Township staff will examine sources of funding including external borrowing, development charge revenues, transfers from reserves as well as future grand and other revenue opportunities to finance these large projects. Even if construction for any of the project begins in this calendar year, a financing loan would not be established until late 2022 or early 2023, pushing project costs into future budget years.
Recent residential growth has increased the tax base, which raises the amount of property tax revenue generated by levy increases. This year, a 1% residential rate increase generates an additional $102,000 in municipal tax revenue, which is $6,300 more than last year. For the ratepayer, a 1% rate increase raises property taxes by $6.85 per $100,000 of the current assessed value.
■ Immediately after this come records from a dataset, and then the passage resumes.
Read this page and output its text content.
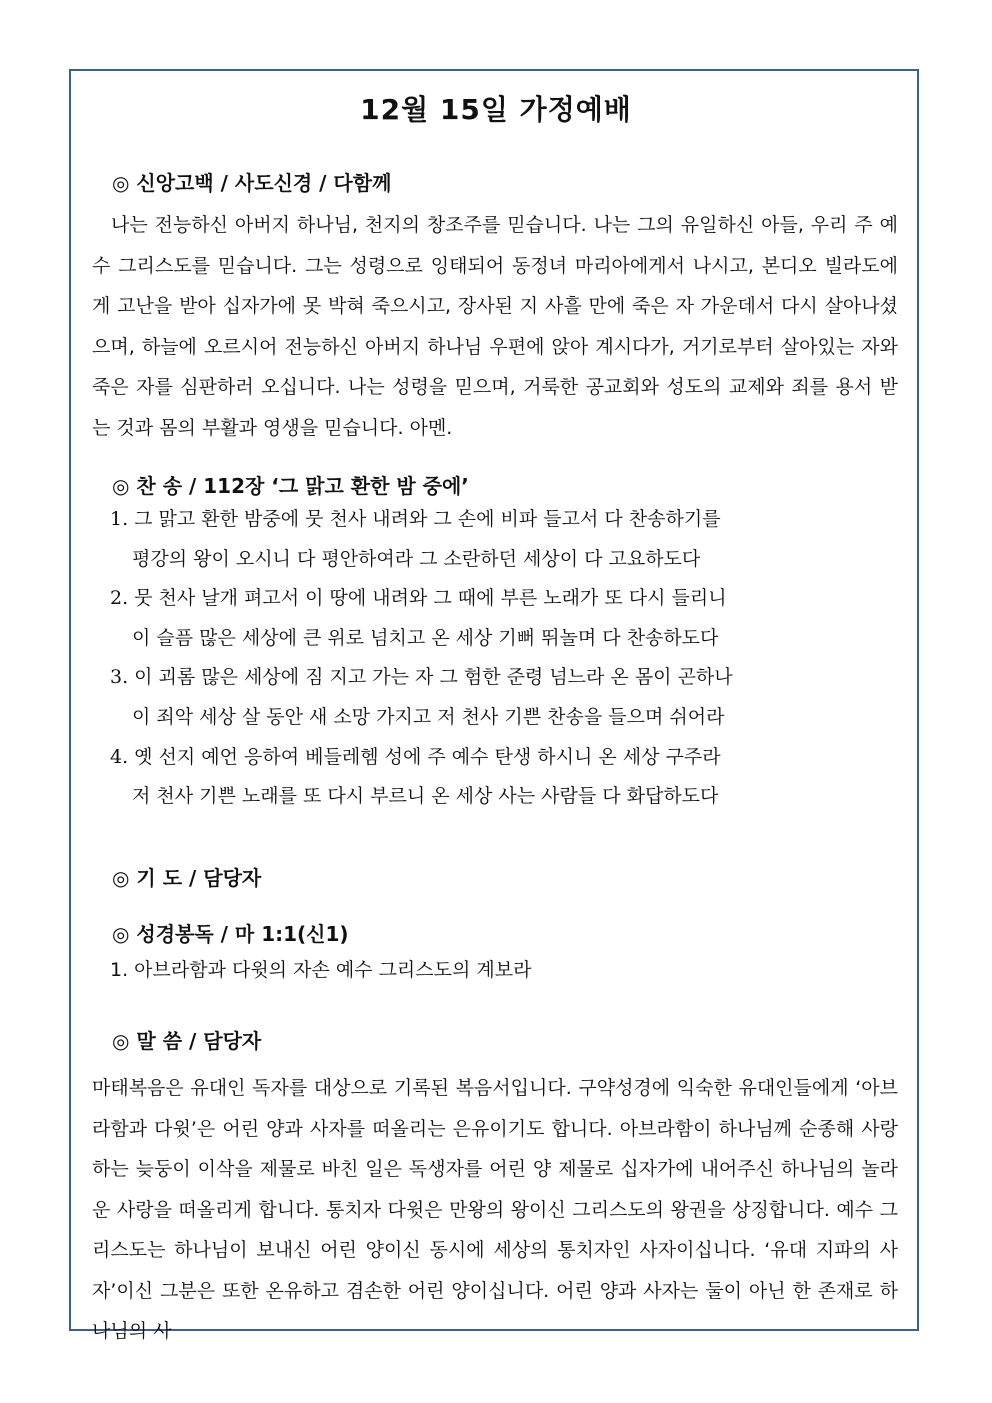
12월 15일 가정예배
◎ 신앙고백 / 사도신경 / 다함께

나는 전능하신 아버지 하나님, 천지의 창조주를 믿습니다. 나는 그의 유일하신 아들, 우리 주 예수 그리스도를 믿습니다. 그는 성령으로 잉태되어 동정녀 마리아에게서 나시고, 본디오 빌라도에게 고난을 받아 십자가에 못 박혀 죽으시고, 장사된 지 사흘 만에 죽은 자 가운데서 다시 살아나셨으며, 하늘에 오르시어 전능하신 아버지 하나님 우편에 앉아 계시다가, 거기로부터 살아있는 자와 죽은 자를 심판하러 오십니다. 나는 성령을 믿으며, 거룩한 공교회와 성도의 교제와 죄를 용서 받는 것과 몸의 부활과 영생을 믿습니다. 아멘.

◎ 찬 송 / 112장 ‘그 맑고 환한 밤 중에’
1. 그 맑고 환한 밤중에 뭇 천사 내려와 그 손에 비파 들고서 다 찬송하기를
평강의 왕이 오시니 다 평안하여라 그 소란하던 세상이 다 고요하도다
2. 뭇 천사 날개 펴고서 이 땅에 내려와 그 때에 부른 노래가 또 다시 들리니
이 슬픔 많은 세상에 큰 위로 넘치고 온 세상 기뻐 뛰놀며 다 찬송하도다
3. 이 괴롬 많은 세상에 짐 지고 가는 자 그 험한 준령 넘느라 온 몸이 곤하나
이 죄악 세상 살 동안 새 소망 가지고 저 천사 기쁜 찬송을 들으며 쉬어라
4. 옛 선지 예언 응하여 베들레헴 성에 주 예수 탄생 하시니 온 세상 구주라
저 천사 기쁜 노래를 또 다시 부르니 온 세상 사는 사람들 다 화답하도다
◎ 기 도 / 담당자
◎ 성경봉독 / 마 1:1(신1)
1. 아브라함과 다윗의 자손 예수 그리스도의 계보라
◎ 말 씀 / 담당자

마태복음은 유대인 독자를 대상으로 기록된 복음서입니다. 구약성경에 익숙한 유대인들에게 ‘아브라함과 다윗’은 어린 양과 사자를 떠올리는 은유이기도 합니다. 아브라함이 하나님께 순종해 사랑하는 늦둥이 이삭을 제물로 바친 일은 독생자를 어린 양 제물로 십자가에 내어주신 하나님의 놀라운 사랑을 떠올리게 합니다. 통치자 다윗은 만왕의 왕이신 그리스도의 왕권을 상징합니다. 예수 그리스도는 하나님이 보내신 어린 양이신 동시에 세상의 통치자인 사자이십니다. ‘유대 지파의 사자’이신 그분은 또한 온유하고 겸손한 어린 양이십니다. 어린 양과 사자는 둘이 아닌 한 존재로 하나님의 사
The Operating budget in the first draft reflected a consolidated department net increase of
4.4%, stemming from increased pressure on expenditures, maintaining efficiencies, improving online access/delivery of services, by-law, and provincial legislation requirements. Contractual inflation protection in wage grids is also a factor.
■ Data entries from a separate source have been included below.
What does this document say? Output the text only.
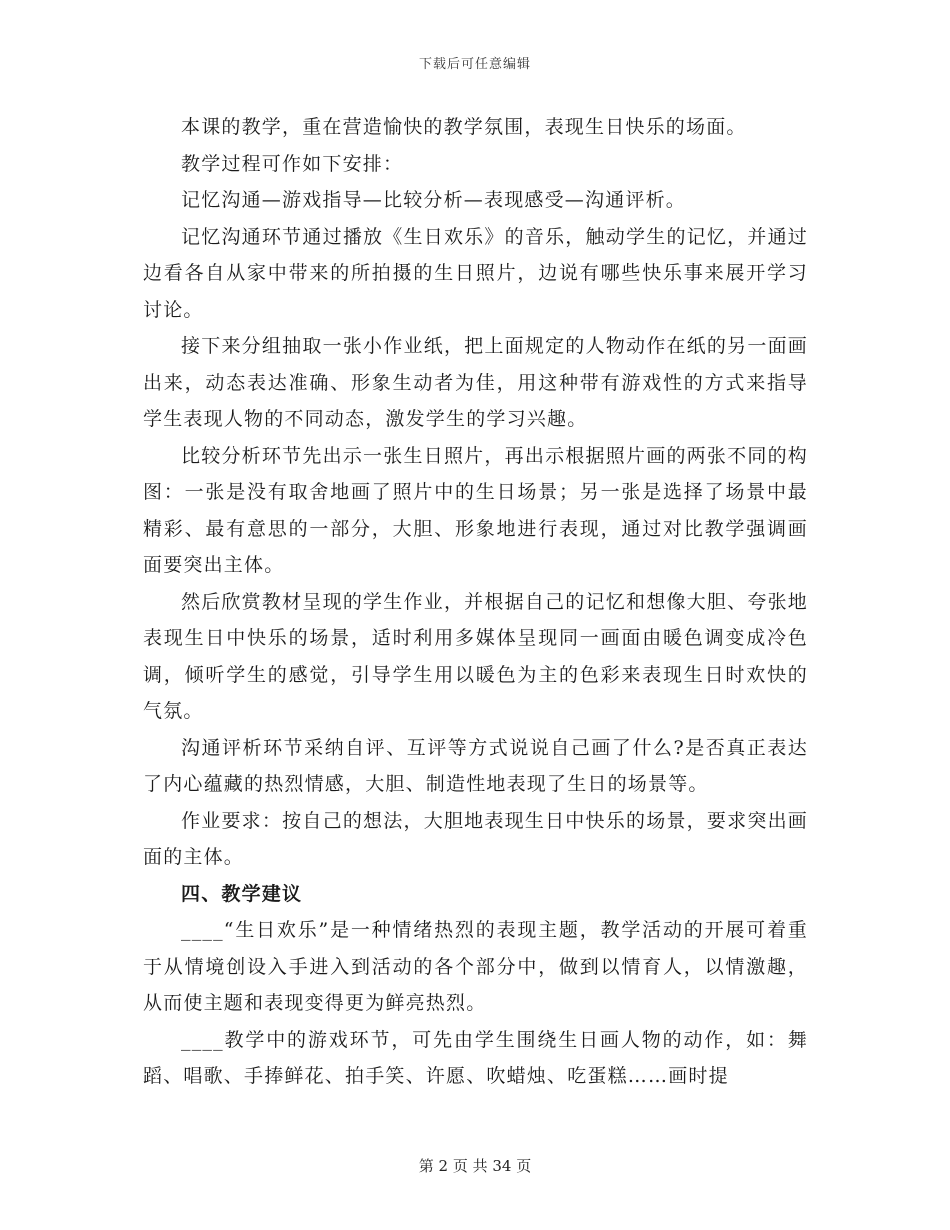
下载后可任意编辑

本课的教学，重在营造愉快的教学氛围，表现生日快乐的场面。

教学过程可作如下安排：

记忆沟通—游戏指导—比较分析—表现感受—沟通评析。

记忆沟通环节通过播放《生日欢乐》的音乐，触动学生的记忆，并通过边看各自从家中带来的所拍摄的生日照片，边说有哪些快乐事来展开学习讨论。

接下来分组抽取一张小作业纸，把上面规定的人物动作在纸的另一面画出来，动态表达准确、形象生动者为佳，用这种带有游戏性的方式来指导学生表现人物的不同动态，激发学生的学习兴趣。

比较分析环节先出示一张生日照片，再出示根据照片画的两张不同的构图：一张是没有取舍地画了照片中的生日场景；另一张是选择了场景中最精彩、最有意思的一部分，大胆、形象地进行表现，通过对比教学强调画面要突出主体。

然后欣赏教材呈现的学生作业，并根据自己的记忆和想像大胆、夸张地表现生日中快乐的场景，适时利用多媒体呈现同一画面由暖色调变成冷色调，倾听学生的感觉，引导学生用以暖色为主的色彩来表现生日时欢快的气氛。

沟通评析环节采纳自评、互评等方式说说自己画了什么?是否真正表达了内心蕴藏的热烈情感，大胆、制造性地表现了生日的场景等。

作业要求：按自己的想法，大胆地表现生日中快乐的场景，要求突出画面的主体。

四、教学建议

____“生日欢乐”是一种情绪热烈的表现主题，教学活动的开展可着重于从情境创设入手进入到活动的各个部分中，做到以情育人，以情激趣，从而使主题和表现变得更为鲜亮热烈。

____教学中的游戏环节，可先由学生围绕生日画人物的动作，如：舞蹈、唱歌、手捧鲜花、拍手笑、许愿、吹蜡烛、吃蛋糕……画时提

第 2 页 共 34 页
The pandemic has also applied pressure on municipal finances. In the past two years, COVID-19 has resulted in additional operating costs and significant cuts in parks and facilities rental revenues, resulting in a hit of $554,772 over the past two years. Lost penalty and interest fees that were waived during the pandemic account for $177,238 of the lost revenue, while lost Parks and facilities rental revenue shortfalls over the same period add up to $233K. In addition, the township has incurred emergency operating costs of $154,522 over the two years. These pressures were partially offset by COVID-related relief funding totalling $260K.
On the Capital side, the current draft outlines $1,117,979 in capital spending requests that are not covered by existing funding from roll-overs, pre-approvals and designated funding and Asset Replacement Reserve transfers. Included in this figure is an allocation of $110K for the design of the new Fire Hall.
A request for a $50K donation to the new Peterborough Animal Care Centre was declined, given the circumstances.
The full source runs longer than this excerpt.